Bo u Marciniak nie do końca sprawdza się zabieg zamiany głębi na estetykę powierzchni. Nie wszystko okazuje się lekkie, łatwe i płynne; pomiędzy rolami a ich (od)twórcą w spektaklu powstaje tarcie. Wbrew woli, odsłony nowych ja na scenie stają się więcej niż kolejnymi „warstwami cebuli". Ewelina Marciniak miała (nie)szczęście pracować z charyzmatycznym zespołem. Stąd, poniekąd, ta nieoczekiwana emanacja chropowatych tożsamości.
Aktorzy w „Morfinie" znaczą role; nie pozwalają im (od)płynąć bez śladu. Nawet komiksowy esesman-Papaj Błaszczyńskiego jest autentyczny, nie wspominając o Helenie/Pannie Alicji Anny Kadulskiej – żywego dowodu na istnienie syren. Wierzymy w nie-z-tego-świata matkę Violetty Smolińskiej (czy tożsamość musi wiązać się z miejscem?), nawet bardziej niż w tę z Jasnej Góry, i... można by tak bez końca.

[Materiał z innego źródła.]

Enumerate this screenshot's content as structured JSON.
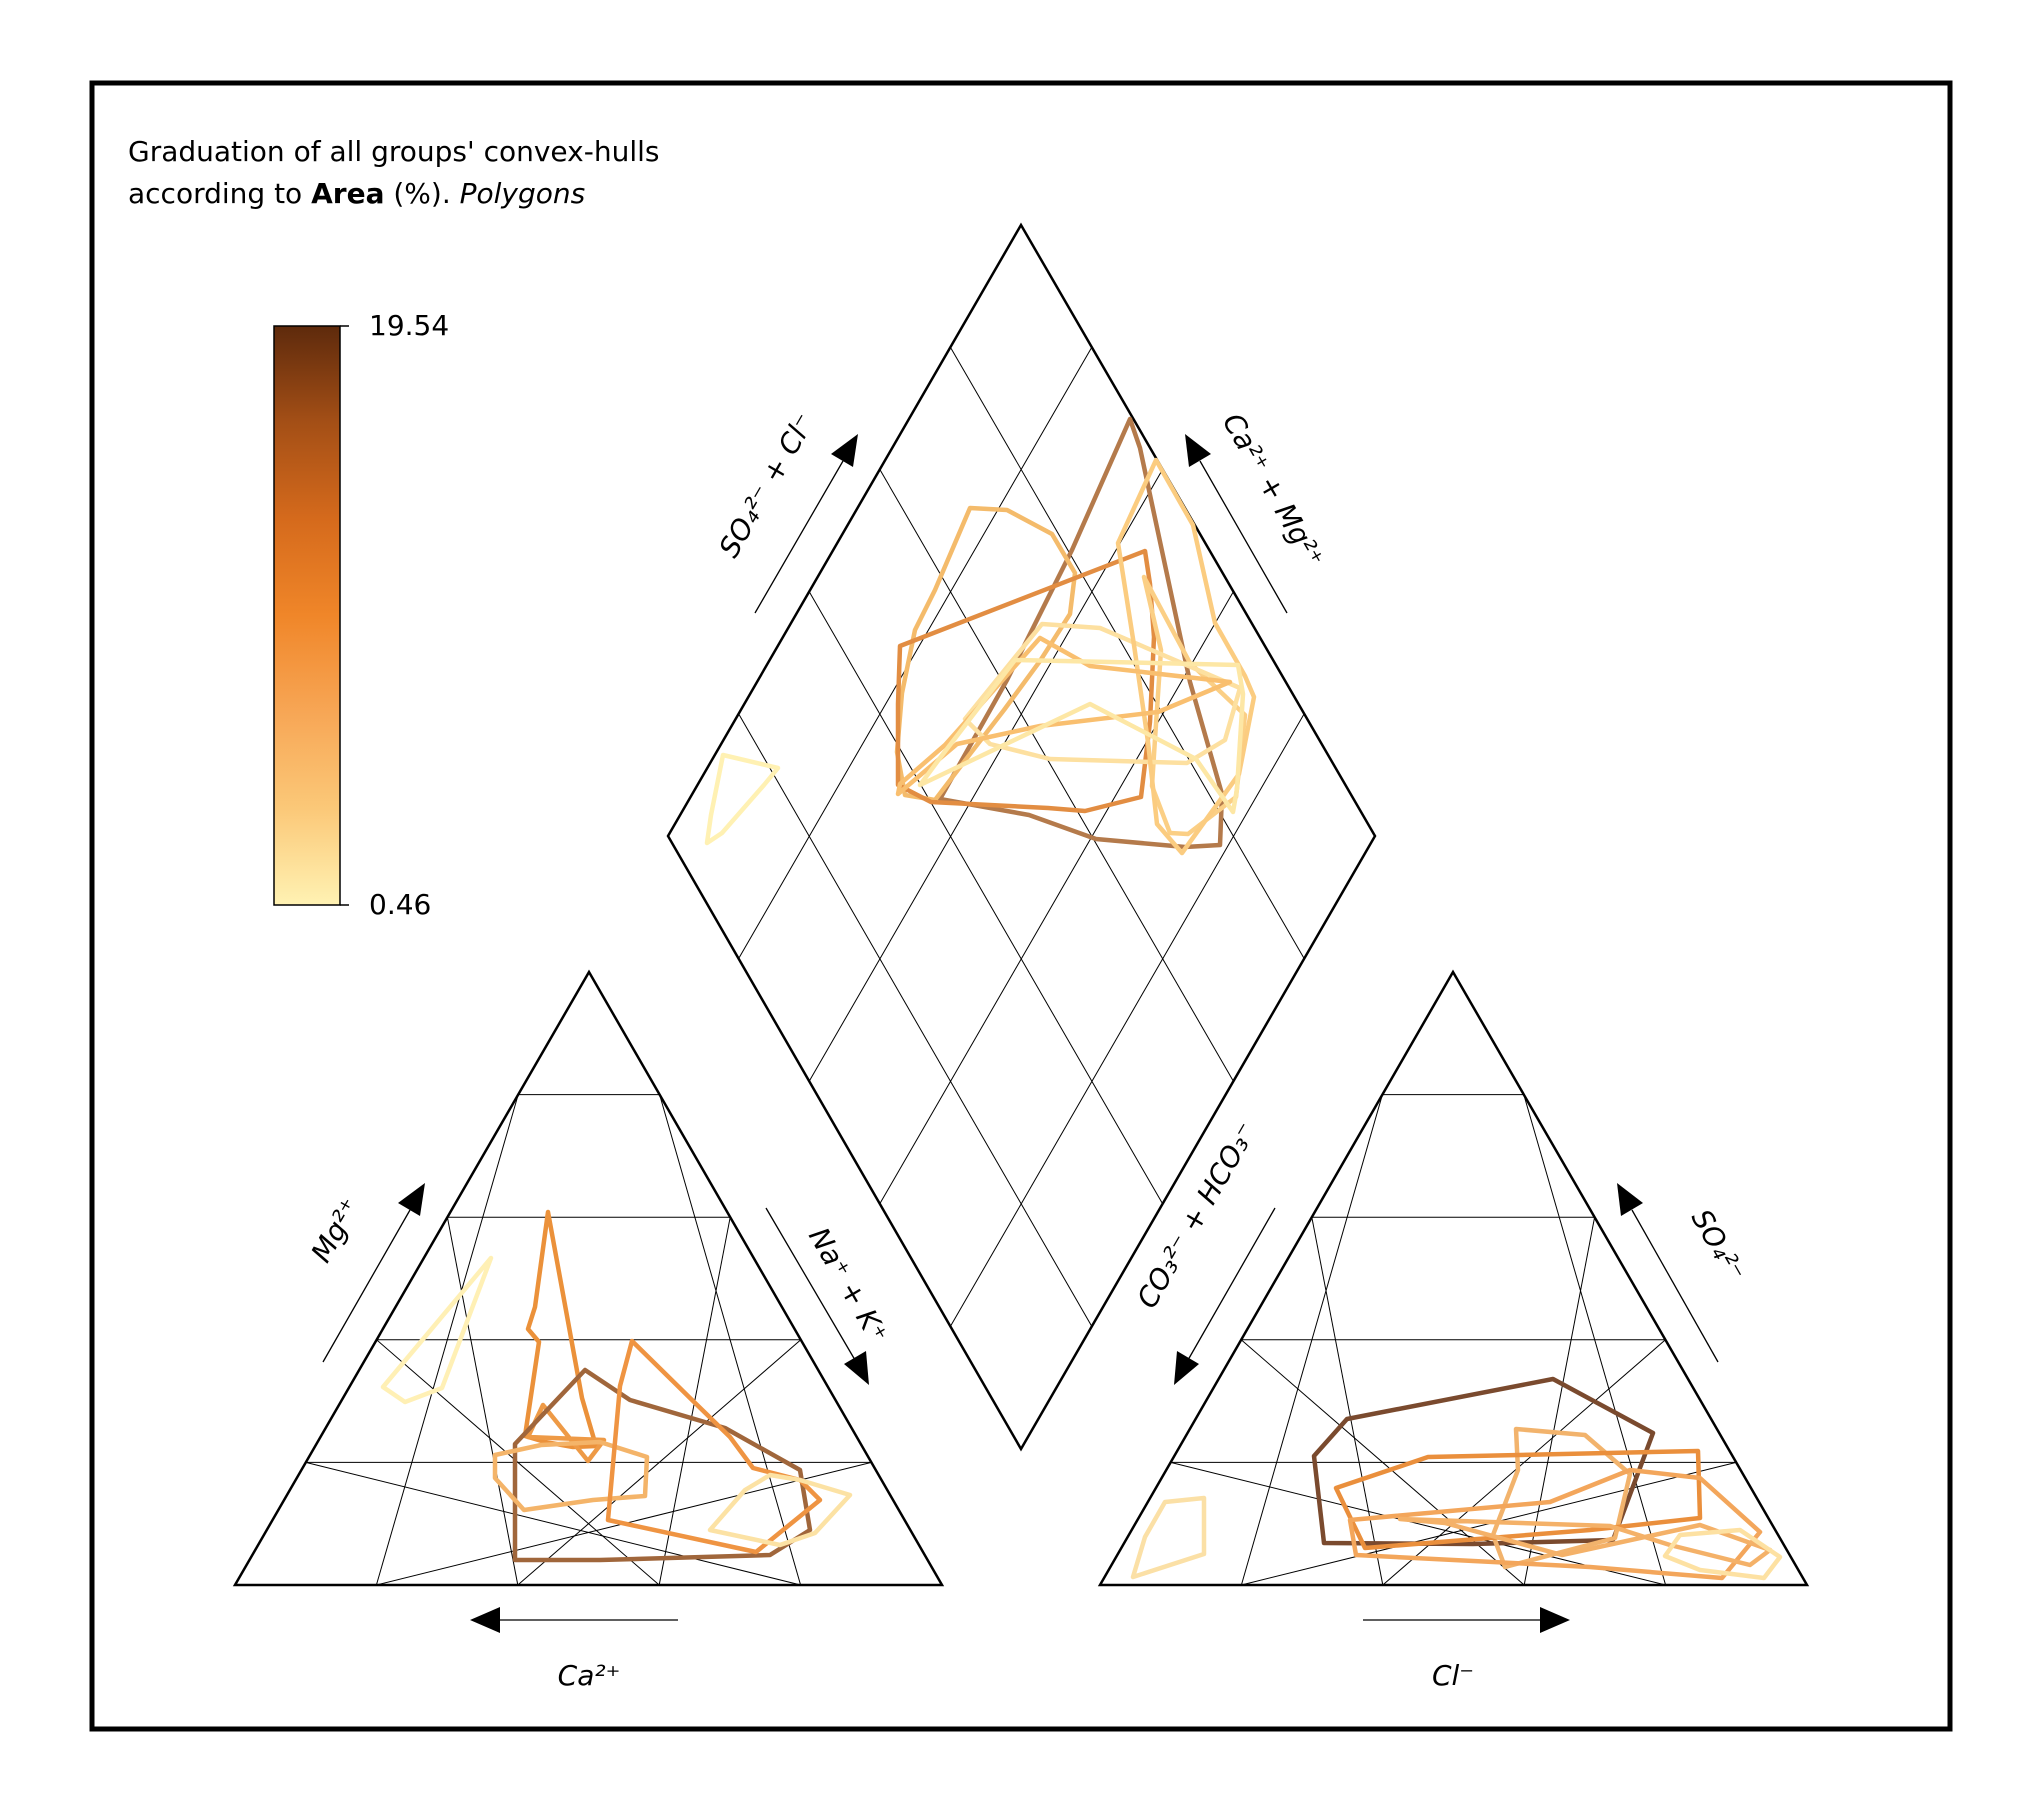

Jedynie Kostek (monolityczny Piotr Smagała) niezmordowanie balansuje na powierzchni, co stanowi świetny kontrapunkt dla pozostałych postaci-czeluści. Smagała – jak nie Kostek – usuwa się z pola błyszczenia, ale to na jego solidnych ramionach wspiera się cała konstelacja. Nawet jeśli Kostkowi, jako postaci scenicznej, Marciniak ewidentnie odmawia treści, to w strukturze spektaklu, mimo woli, i tak go nobilituje. To ciekawe i dobrze rozegrane posunięcie.

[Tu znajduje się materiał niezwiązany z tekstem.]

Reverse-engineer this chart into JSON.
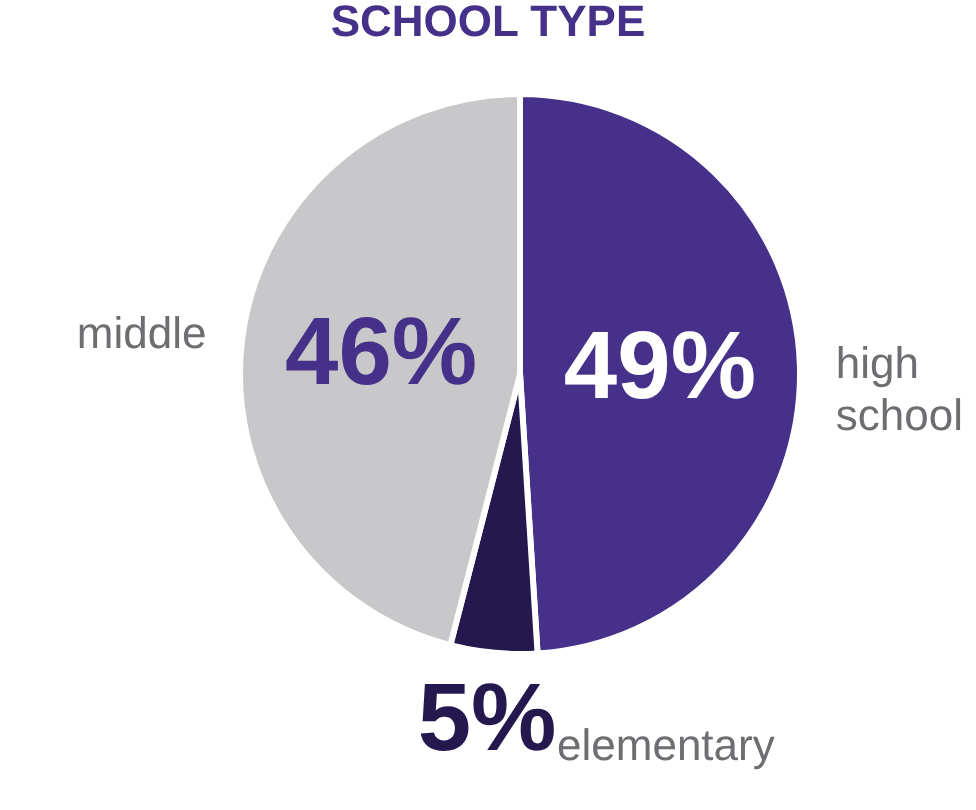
{
  "chart_data": {
    "type": "pie",
    "title": "SCHOOL TYPE",
    "categories": [
      "high school",
      "elementary",
      "middle"
    ],
    "values": [
      49,
      5,
      46
    ],
    "colors": [
      "#45308a",
      "#24184f",
      "#c8c8ca"
    ],
    "value_labels": [
      "49%",
      "5%",
      "46%"
    ]
  }
}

Wygląda na to, że Ewelina Marciniak w pięknym, bez dwu zdań, geście włączenia, na tyle szczęśliwie zapomniała się w 'poprawnej' rozbudowie drugich planów i mikro-narracji wykluczonych, że pozwoliła tworom nieznanej proweniencji – niepoprawnie tożsamym i 'niecebulowym' – przejąć stery „Morfiny". I chwała im wszystkim za to. Bo efekt jest nieziemski.